With the greatest risk the impact on the environment, safety, and sustainability for your community, non-compliance comes at a high price — both in penalties/lawsuits from the enforcing government agencies, and the threat of citizen suits from environmental organizations. In December 2020, the EPA amended its level of the maximum (and minimum) statutory civil monetary penalties to a formula that annually adjusts the amount of penalties and promotes compliance with the set forth regulations. Under this formula, looking at just the mitigation of potential penalty costs, violations of the stormwater permit can result in a $56,460 fine per day.
“The EPA’s civil penalty policies, which guide enforcement personnel on how to exercise the EPA’s discretion within statutory penalty authorities, take into account a number of fact-specific considerations, e.g., the seriousness of the violation, the violator’s good faith efforts to comply, any economic benefit gained by the violator as a result of its non-compliance, and a violator’s ability to pay.” – Civil Monetary Penalty Inflation Adjustment (40 CFR Part 19)
Technology provides a built-in audit trail and automated record-keeping for your team. As a result, you no longer worry about files or information getting lost, incomplete, inaccurate, or overlooked. Digital compliance of the EHS process further promotes accountability with everyone at your organization. From reporting, tracking to detecting any issues– your field team is no longer facing the “pencil whipping” of forms. They can easily use any smartphone, tablet, or computer to quickly capture inspections in the field, upload photos, log and assign corrective actions.
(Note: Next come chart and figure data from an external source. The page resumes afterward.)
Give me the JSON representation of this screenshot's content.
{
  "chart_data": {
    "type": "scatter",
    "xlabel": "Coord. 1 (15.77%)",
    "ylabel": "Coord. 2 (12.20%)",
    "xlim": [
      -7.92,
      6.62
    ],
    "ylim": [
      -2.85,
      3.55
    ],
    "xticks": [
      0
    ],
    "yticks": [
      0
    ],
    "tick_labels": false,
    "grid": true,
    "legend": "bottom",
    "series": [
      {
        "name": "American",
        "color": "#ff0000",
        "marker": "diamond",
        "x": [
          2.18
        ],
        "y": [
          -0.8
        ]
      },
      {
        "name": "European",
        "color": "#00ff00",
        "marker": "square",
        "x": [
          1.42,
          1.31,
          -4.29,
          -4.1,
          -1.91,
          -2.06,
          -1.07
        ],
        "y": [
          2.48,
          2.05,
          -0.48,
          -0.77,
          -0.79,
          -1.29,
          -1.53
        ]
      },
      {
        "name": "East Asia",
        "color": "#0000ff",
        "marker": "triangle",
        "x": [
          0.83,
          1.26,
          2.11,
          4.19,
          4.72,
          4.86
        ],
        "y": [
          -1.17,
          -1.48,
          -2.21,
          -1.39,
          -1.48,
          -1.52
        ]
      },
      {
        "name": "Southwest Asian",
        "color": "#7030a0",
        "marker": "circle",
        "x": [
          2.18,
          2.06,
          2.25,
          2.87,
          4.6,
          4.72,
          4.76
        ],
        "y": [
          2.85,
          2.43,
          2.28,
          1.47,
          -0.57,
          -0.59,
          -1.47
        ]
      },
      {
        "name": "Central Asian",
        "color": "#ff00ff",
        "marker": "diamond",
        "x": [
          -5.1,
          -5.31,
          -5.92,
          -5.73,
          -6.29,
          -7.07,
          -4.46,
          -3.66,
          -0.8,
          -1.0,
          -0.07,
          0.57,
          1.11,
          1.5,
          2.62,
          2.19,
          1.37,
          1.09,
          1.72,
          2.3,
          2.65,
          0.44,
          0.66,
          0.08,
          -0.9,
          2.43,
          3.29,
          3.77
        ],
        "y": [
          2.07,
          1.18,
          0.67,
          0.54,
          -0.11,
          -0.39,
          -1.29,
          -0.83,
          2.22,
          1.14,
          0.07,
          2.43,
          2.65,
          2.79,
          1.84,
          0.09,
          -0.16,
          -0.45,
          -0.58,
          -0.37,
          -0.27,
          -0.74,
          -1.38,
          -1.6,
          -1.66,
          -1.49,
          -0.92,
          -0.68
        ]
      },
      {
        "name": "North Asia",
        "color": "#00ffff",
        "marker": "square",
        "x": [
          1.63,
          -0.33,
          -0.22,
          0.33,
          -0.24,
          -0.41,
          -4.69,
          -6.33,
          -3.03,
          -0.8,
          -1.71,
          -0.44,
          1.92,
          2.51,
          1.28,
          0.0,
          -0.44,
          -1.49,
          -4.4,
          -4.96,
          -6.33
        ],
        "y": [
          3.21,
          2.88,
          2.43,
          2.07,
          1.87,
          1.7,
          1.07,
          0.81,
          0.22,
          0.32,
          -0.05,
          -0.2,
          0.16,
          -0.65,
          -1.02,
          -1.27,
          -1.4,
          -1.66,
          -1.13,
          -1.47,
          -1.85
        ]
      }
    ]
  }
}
As the management identifies any low-performing areas, they can quickly address how to correct the challenges the field workers are facing that inhibit them from completing their inspections as needed, and for those areas doing well, it’s easy to now see and recognize those sites. — Undoubtedly, the shift to digital can seem accelerated and complex, however, EHS intelligence drives accountability and collaboration through visibility in your organization. Having set controls and digital compliance drives an accurate, controlled, and consistent approach to every process. Intelligent automation allows for increased capacity and enables higher-value work as everyone isn’t buried under piles of papers with the information they can’t compare and use in real-time. By unifying systems and data for a complete EHS compliance story at your organization, you have the connections you need to be proactive and genuinely be audit-ready.